Growing up as an American-born Chinese, I never fully understood the depth or heart of my culture. From getting Chinese New Year red envelopes full of money to watching Jackie Chan’s Kung Fu movies, I had the typical American perspective of life in East Asia.
During my early years, I was sheltered in a mostly white private school. I felt awkward as one of the only ones in my class of 30 girls who had black hair. Struggling with never fitting in, the seven-year-old me picked out the Asian features of my face, wishing my black hair to turn blond and my brown eyes to turn blue.
Instead of embracing my heritage, I threw away the pride of being Chinese starting with my words. I stubbornly
refused to speak my parents’ native tongue, thinking that I would be a certified American if I spoke only English.
It wasn’t until my sixteenth summer that I discovered where I really belonged. My mom suggested I go to Taiwan to visit relatives and improve my Chinese. I resentfully agreed and endured the 16 long hours of flying 3,000 feet above the Pacific Ocean.

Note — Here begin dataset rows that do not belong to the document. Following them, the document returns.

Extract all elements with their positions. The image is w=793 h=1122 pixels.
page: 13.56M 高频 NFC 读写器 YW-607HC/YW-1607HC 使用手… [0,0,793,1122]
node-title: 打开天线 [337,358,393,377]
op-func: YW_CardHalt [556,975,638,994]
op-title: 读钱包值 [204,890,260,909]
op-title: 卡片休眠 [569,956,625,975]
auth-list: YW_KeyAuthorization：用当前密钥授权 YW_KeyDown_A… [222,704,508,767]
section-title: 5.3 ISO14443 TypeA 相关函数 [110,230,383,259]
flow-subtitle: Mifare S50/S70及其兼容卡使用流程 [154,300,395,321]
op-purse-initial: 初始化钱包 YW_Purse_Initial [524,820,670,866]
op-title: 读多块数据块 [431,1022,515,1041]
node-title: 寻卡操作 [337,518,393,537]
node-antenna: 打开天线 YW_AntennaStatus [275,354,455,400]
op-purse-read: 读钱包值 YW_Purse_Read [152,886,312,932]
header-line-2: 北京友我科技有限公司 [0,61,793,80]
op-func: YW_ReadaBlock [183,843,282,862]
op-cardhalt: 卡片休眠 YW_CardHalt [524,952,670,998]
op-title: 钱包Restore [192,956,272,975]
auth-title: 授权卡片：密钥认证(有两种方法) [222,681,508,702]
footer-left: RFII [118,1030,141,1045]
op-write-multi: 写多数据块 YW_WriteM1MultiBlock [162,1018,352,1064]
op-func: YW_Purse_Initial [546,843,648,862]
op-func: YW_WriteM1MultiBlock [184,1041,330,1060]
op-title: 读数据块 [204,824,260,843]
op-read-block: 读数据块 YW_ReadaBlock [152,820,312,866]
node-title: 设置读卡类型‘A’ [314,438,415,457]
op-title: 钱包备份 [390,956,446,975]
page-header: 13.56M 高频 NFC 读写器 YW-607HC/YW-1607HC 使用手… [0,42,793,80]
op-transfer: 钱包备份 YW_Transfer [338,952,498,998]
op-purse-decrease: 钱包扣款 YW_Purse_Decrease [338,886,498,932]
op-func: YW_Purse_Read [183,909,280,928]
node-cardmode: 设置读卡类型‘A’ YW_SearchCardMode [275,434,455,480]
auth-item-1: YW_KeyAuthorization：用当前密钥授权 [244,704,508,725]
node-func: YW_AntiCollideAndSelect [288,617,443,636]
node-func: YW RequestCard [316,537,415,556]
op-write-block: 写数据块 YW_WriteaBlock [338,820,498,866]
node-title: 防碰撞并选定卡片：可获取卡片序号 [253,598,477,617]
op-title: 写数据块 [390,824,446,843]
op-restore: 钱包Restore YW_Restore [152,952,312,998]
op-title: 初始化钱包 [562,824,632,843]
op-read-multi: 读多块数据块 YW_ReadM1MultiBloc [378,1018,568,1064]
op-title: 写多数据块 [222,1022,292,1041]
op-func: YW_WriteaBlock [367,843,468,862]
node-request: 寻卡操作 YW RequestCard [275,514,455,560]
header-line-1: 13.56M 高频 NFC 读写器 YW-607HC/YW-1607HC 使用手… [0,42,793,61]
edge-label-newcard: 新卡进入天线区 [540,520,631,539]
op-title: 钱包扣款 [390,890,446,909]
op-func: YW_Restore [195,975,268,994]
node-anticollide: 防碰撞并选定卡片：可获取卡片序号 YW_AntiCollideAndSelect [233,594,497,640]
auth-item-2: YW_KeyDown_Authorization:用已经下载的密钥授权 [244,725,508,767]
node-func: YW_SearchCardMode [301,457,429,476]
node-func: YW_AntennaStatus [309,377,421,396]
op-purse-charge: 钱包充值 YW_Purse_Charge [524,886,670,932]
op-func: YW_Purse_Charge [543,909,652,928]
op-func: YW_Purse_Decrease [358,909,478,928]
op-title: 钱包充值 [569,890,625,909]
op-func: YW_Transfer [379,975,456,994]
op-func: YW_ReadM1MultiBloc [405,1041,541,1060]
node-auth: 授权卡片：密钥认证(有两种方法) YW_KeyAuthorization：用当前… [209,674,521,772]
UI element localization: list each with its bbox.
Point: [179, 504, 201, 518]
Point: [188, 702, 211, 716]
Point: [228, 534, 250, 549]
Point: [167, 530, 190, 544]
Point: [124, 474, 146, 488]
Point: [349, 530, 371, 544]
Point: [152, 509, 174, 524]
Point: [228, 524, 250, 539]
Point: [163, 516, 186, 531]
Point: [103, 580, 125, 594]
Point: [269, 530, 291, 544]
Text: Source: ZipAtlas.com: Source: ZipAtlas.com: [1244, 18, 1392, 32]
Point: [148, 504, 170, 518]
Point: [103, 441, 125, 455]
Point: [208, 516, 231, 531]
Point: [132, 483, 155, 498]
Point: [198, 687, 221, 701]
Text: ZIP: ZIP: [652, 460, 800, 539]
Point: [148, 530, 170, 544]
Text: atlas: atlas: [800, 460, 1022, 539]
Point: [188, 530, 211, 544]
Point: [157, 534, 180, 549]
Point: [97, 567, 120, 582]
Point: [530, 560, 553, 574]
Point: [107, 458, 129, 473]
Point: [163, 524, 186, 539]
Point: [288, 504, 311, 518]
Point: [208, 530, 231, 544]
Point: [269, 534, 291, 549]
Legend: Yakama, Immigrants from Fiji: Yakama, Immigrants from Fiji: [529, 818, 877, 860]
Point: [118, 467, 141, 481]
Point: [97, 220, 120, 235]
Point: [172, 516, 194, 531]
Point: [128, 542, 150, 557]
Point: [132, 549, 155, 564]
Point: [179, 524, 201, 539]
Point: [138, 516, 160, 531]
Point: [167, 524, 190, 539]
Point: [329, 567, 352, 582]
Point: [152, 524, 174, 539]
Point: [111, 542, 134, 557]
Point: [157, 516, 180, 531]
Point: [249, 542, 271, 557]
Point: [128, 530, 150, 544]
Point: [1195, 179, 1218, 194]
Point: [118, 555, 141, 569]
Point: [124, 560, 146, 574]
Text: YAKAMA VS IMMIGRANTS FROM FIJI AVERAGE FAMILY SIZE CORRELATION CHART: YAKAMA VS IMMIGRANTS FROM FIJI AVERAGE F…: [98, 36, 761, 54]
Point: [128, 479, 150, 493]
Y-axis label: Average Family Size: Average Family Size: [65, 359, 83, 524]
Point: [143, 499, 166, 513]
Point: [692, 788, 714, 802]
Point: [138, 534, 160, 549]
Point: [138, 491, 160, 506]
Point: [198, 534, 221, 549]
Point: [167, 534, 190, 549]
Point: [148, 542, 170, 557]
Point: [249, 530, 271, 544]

Brooding over the fact that the humidity would ruin my hair and my friends were on better vacations in Hawaii or New York, I couldn’t bring myself to consider Taiwan a worthwhile experience. However, after setting foot on the island, I gradually grew to love the scents and flavors of the food, the buzz of the passing mopeds, the hot wind blowing as the subways zoomed past, and the sights of the illuminated skyscrapers and the neighboring temples. Fascinated by the city life and remarkable culture, I could visualize myself walking through the busy streets as one of them, these people who share my heritage and language.
Now, I sometimes stop by my mom’s room and ask her about my future. As her eyes dart from my hairline to my eyebrows, she looks at my entire face and says in Chinese, “You will be very, very rich!” And I think to myself, Yes, very rich ... in culture.